Les Colons de Catan sont un bon exemple des tendances actuelles en matière de représentation cartographique dans les jeux. On y trouve en effet à la fois des régions hexagonales, et une structure en réseau utilisant les côtés et les angles de ces hexagones, sur lesquels les joueurs bâtissent routes et cités.

Un autre type de cartes, que les joueurs appellent parfois, très significativement, géomorphiques, ressemblent à des cartes classiques de géographie physique relativement exactes, sur lesquelles est appliquée une grille orthogonale ou, plus souvent, hexagonale. Les jeux de guerre, notamment, font fréquemment appel à cette technique qui n’est alors qu’un outil pour représenter clairement les positions des unités sur la carte géographique, et mesurer les distances de tir ou de déplacement. Tout juste la nécessité que chaque case soit clairement et entièrement de montagne, de plaine, de forêt, de lac ou de marais, et que les rivières coulent sagement entre les hexagones, amène-t-elle à prendre parfois de très légères libertés avec la géographie. Les joueurs de jeux de figurines, eux, jouent même sur de véritables cartes, voire sur des maquettes en trois dimensions, et mesurent les distances de déplacement et de tir à l’aide de règles et de mètres rubans.

Age of Steam, où l’on construit des réseaux sur une grille d’hexagones, ce qui relativise pas mal ma savante classification.

Esthétiquement, les cartes de jeu essaient parfois d’avoir le style graphique associé à l’époque décrite par le jeu. Pour représenter les guerres de l’antiquité, on choisira un style sobre, comme dessiné sur un papyrus ou gravé sur une tablette.
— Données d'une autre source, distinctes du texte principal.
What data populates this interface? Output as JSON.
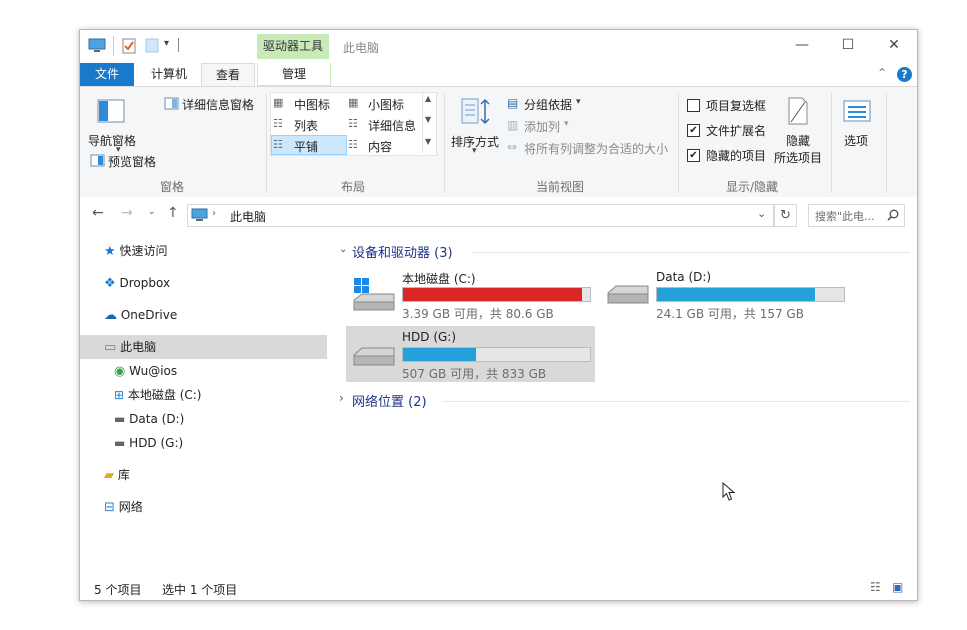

Pour les guerres ou le commerce de la Renaissance, on imite les gravures sur bois, et on abuse des caractères gothiques, etc…

Une carte sur papyrus, et historiquement assez pertinente, pour jouer la fin du triumvirat.

Une carte du bas Moyen-Âge pour raconter l’histoire du commerce hanséatique.

Et une carte qui semble réellement d’époque, et tromperait sans doute quelques historiens, pour rejouer la guerre américano-canadienne de 1812.

Parfois, le graphisme est vraiment raté, comme pour la carte du Yorkshire dans Last Train to Wensleydale, qui fait plutôt penser à la vue en coupe d’un poumon de troll.

C’est également vrai des lieux et des ambiances exotiques. Une carte du Japon aura souvent un look un peu japonisant, une carte du Moyen Orient un style arabisant, mais toujours dans un exotisme parfaitement assumé.

Une carte du japon magnifiquement réalisée : toute en hexagone, d’une clarté limpide, et dans un style qui, en Europe au moins, semble très japonais.

Si l’on veut rire un peu avec la cartographie ludique, c’est à la science fiction qu’il faut s’intéresser. Dans Mission Planète Rouge, La planète Mars est divisée en une dizaine de régions dont les noms ont été choisis parmi ceux que les scientifiques ont donné aux zones qu’y dessine la géographie physique – même si un correcteur orthographique facétieux a transformé Vastitas Borealis, les vastes plaines du nord, en Vasistas Borealis, la petite fenêtre du Nord. Ce n’est pourtant pas là l’erreur n’a plus notable. La Mars de Mission Planète Rouge n’est en effet pas une sphère mais un disque, plat, avec des régions sur sa circonférence et d’autres en son milieu.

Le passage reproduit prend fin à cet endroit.